Marie-Luise Angerers Schriften zu Gender- und Körpertheorien, in denen sie seit den 1990er Jahren die damals – und wahrscheinlich auch heute noch – bahnbrechenden Texte erschlossen und weitergedacht hat (The Body of Gender, 1995), hallen nicht nur in ihren späteren Schriften, sondern auch in ihren Leser*innen nach. Ihre Diskussion des Verhältnisses von Materialität und Identität als einem, das nur als Bewegung, als wechselseitiges Verweisen sinnvoll verstanden werden könne, ist geeignet, auch aktuelle, irgendwie politische Aufwallungen zu verstehen. Einem Denken in fixen Identitäten und essentialistisch verstandenen Materialitäten hat Marie-Luise Angerer jedenfalls schon vor 30 Jahren eine Absage erteilt und stattdessen von Bildern im weitesten Sinne gesprochen, in denen Körper vor- und darstellbar werden, auch unsere Körper uns selbst. Für ein solches Konzept der body options (1999) ist die Auseinandersetzung mit (Medien-)Kunst und Film zentral, weil diese das Körperliche jenseits von Normativität, sogar jenseits von Körperschemata entwerfen. Das zu denken ist und bleibt herausfordernd. Aber Marie-Luise Angerers Vorträge, ihre Lehrveranstaltungen und ihre Texte waren ein Quell von Einsichten und eines Wissens, das nicht stillstand, sich immer erweiterte und Ohren und Augen geöffnet hat.

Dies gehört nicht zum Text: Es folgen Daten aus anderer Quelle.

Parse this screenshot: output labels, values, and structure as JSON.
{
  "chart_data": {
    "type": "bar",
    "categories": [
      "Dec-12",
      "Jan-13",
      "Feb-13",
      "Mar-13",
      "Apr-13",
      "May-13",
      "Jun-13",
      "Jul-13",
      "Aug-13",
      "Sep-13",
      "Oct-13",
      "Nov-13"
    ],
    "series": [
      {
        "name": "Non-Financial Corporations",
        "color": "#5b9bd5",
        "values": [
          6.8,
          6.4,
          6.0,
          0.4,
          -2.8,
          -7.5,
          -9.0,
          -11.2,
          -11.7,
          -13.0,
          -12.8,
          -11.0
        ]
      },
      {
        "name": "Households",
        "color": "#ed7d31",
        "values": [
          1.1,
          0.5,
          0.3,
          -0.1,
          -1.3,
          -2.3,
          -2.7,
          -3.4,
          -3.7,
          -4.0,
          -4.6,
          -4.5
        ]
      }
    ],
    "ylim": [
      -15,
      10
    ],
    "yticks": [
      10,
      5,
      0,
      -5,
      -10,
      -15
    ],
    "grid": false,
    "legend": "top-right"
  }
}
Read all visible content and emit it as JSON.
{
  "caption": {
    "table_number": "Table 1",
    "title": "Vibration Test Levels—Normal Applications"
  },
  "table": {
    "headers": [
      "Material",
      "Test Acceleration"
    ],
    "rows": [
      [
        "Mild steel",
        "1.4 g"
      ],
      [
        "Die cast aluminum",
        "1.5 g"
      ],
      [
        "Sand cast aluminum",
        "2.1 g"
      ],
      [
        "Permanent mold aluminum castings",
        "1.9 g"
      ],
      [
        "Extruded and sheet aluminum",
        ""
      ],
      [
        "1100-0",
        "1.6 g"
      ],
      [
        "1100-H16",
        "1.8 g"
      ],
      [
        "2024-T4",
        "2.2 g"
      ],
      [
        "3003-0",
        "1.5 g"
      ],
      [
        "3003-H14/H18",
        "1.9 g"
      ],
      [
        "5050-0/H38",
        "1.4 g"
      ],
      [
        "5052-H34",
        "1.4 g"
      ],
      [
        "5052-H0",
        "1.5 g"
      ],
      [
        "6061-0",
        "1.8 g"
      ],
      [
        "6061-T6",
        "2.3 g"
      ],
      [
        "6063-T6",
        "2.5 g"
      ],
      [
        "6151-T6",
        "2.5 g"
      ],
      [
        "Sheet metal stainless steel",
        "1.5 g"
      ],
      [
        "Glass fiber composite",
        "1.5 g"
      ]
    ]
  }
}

«Verlustkontrolle» ist einer der letzten Texte, die Marie-Luise Angerer geschrieben hat. Ihr Tod ist ein Verlust, der wahrlich nicht unter Kontrolle zu bringen ist. Sie hat nicht nur in ihren Texten, sondern auch in ihrem Leben unermüdlich Verknüpfungen zwischen Leuten, Orten und Institutionen hergestellt, Projekte und Publikationen angestoßen. «Verlustkontrolle» war bereits das Jahresthema des Brandenburgischen Zentrums für Medienwissenschaften in Potsdam, dem sie vorstand. Nicht zuletzt hat sie das Projekt der Zeitschrift für Medienwissenschaft von Beginn an mit einem Engagement, das sie bei allem, was sie tat, auszeichnete, begleitet.
Vielen und auch mir war sie eine so wertvolle Kollegin, Mentorin und Freundin, dass sie aus unseren Leben nicht wegzudenken ist. Mag sein, dass das zu sagen schon den phantasmatischen Versuch darstellt, die Leere aufzufüllen, den unerträglichen Verlust verkraft- und kontrollierbar zu machen. Wahr ist es trotzdem.
Zeichnung von Katja Davar: Your Mobile Soul (3), 2019
Diese Arbeit wurde von Marie-Luise Angerer als Coverabbildung für den Sammelband Technologies of Containment. Holding, Filtering, Leaking ausgewählt. Das Buch erscheint 2024 bei meson press.